Именно в этот момент, когда я размышляла была ли та «Хорошенькая» и «Протестантка» наездницей из Ллойд Нек, или проповедником с Парк-авеню, — или Стефани Тиллотсон, — полицейские, должно быть, уже гасят свои фонарики и поднимают ружья. Мне надо, или продолжать, или заткнуться.
— В феврале, — начала я, — Стефани ужинала с Ричи и одним из его наиболее крупных клиентов, Томом Дрисколлом. Жена Тома — большой друг Ричи. Я повернулась к Картеру.
— Джоан Дрисколл. Она ведь одна из твоих пациенток, верно?
Картер кивнул, хотя стоило это ему больших усилий. Теперь я обращалась прямо к Стефании.
— Возможно, что Джоан видела тебя раньше, на каком-нибудь коктейле. Но Ричи доверял Джоан, и даже в том, что касалось его любовных интрижек. Поэтому, видела или нет она тебя раньше, еще до этого ужина она знала о тебе, Стефани, все. И когда она увидела тебя, не было никаких сомнений — она тебя узнала. Жену Картера. Любовницу Ричи.
— Ложь, — мягко сказала она.
— Может, у тебя были с ней какие-то отношения?
Когда я просматривала записи Джоан, я нашла там телефон Тиллотсонов, — и не раз. Ее отношения с Картером были чисто деловыми. И, если он был ей нужен, она могла позвонить ему в офис. Но у нее был записан номер Лонг-Айленда, так что она могла общаться и с «дорогой подружкой» ее «дорогого друга» — Стефани.
— Ты подарила Джоан несколько тех красивых горшков для цветов, которые ты сама оформила. С трубочкой, чтобы вставлять туда цветок. Разве Джоан не говорила, тебе, что она ставит туда орхидеи?
Глаза Гевински были полузакрыты, рот расслаблен, на лице застыло выражение скуки — то выражение, которое обычно принимают люди, не умеющие притворяться, когда хотят показать свое полное безразличие к тому, что действительно их интересует.
— У вас есть что сказать по этому вопросу, миссис Тиллотсон? — спросил он.

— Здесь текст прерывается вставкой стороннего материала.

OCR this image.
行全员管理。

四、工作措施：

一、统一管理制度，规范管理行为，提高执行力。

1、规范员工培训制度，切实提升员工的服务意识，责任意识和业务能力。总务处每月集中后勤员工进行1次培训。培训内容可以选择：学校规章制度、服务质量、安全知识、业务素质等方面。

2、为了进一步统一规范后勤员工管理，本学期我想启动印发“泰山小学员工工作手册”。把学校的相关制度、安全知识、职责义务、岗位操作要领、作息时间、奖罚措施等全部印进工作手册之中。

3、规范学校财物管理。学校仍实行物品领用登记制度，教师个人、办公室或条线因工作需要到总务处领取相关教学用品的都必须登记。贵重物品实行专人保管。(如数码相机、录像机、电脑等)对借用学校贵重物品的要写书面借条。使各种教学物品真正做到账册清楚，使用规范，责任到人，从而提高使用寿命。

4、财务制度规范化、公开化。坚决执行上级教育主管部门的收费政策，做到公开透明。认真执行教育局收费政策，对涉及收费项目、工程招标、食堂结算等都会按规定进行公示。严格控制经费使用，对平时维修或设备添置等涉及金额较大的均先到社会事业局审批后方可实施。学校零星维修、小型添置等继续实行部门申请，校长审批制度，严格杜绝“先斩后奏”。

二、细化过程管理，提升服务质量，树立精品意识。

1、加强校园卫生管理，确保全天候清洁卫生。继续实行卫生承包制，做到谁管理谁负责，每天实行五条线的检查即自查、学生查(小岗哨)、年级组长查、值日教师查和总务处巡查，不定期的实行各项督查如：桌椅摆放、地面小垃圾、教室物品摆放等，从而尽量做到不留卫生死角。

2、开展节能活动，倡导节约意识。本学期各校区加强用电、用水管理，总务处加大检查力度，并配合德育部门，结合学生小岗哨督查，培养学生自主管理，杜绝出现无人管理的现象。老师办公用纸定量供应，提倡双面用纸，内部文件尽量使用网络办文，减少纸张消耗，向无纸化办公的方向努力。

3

— Ничего, кроме того, что я все отрицаю.
— Что вы отрицаете? Ужин? Или цветочные горшки?
— Все. Рози Мейерс убила своего мужа. Это единственное, что я могу сказать вам.
Гевински немного оживился. Он откинулся на стуле и скрестил ноги. Если бы в руке у него было пиво, он был бы похож на тех добродушных весельчаков, отдыхающих где-нибудь в глубине перевозящего товары грузовика.
— Я знаю, вы — адвокат, миссис Тиллотсон. И мне бы не хотелось быть с вами неискренним. Но вы должны прояснить все здесь и сейчас, чтобы эти подробности не всплывали вновь во время суда над ней. Если вы будете сотрудничать, со мной, то мы не будем ворошить грязное белье.
Я бросила взгляд на Касс. Почувствовала ли она то, что почувствовала я — Гевински был уже на нашей стороне.
— Стеф! — Картер внезапно запнулся, так как Стефани опрокинула карточный столик на меня и подбежала к окну.
Пистолет Гевински упал на пол. Пока я пыталась достать его и вылезти из-под стола, Гевински обрушил один из ударов карате прямо мне по шее.
— Что вы делаете? — закричала я. — Хватайте ее!
Он ответил сильным ударом прямо в солнечное сплетение. Я упала на пол, дыхание мое перехватило. Я согнулась пополам, пытаясь успокоить боль.
— Стеф!:— запричитал опять Картер. — Стеф, не надо!
Я не помню отчетливо, что случилось в следующий момент. Стефани была у окна, пытаясь разбить оконное стекло. Но деревянные перекрытия даже не треснули.
Мое дыхание не восстанавливалось. Меня прошиб, холодный пот, и в панике я даже не могла открыть рот, чтобы позвать на помощь; Касс склонилась надо мной.
Когда я пришла в себя, четверо полицейских в форме держали Стефани. В следующее мгновение я уже ничего не видела, так как меня окружало двенадцать, облаченных в синие брюки, ног и было наставлено шесть ружей. Один из полицейских помог мне подняться и сесть на стул. Гевински поставил на место стол и сел напротив. Поскольку он отдал свой носовой платок Стефани, то должен был взять другой у Тернера, чтобы завернуть мой пистолет, дабы не стерлись отпечатки пальцев. Он открыл его и со словами: «Дерьмо! Он даже не был заряжен!»— передал его Тернеру.
— Вы ударили меня, — прошептала я.
— Я же не расколол вашу чертову голову, не так ли? Вы должны быть, черт вас дери, благодарны мне за это.
Гевински приказал нескольким полицейским отойти от меня, так что теперь только два ружья были направлены на меня.
Те же полицейские, которые схватили Стефани, похоже, были смущены тем, что должны были задержать такую великолепную женщину. Они не хотели, чтобы она могла пожаловаться на их грубое отношение к ней и каждый раз, когда она пыталась вырваться, они удерживали ее со словами «извините».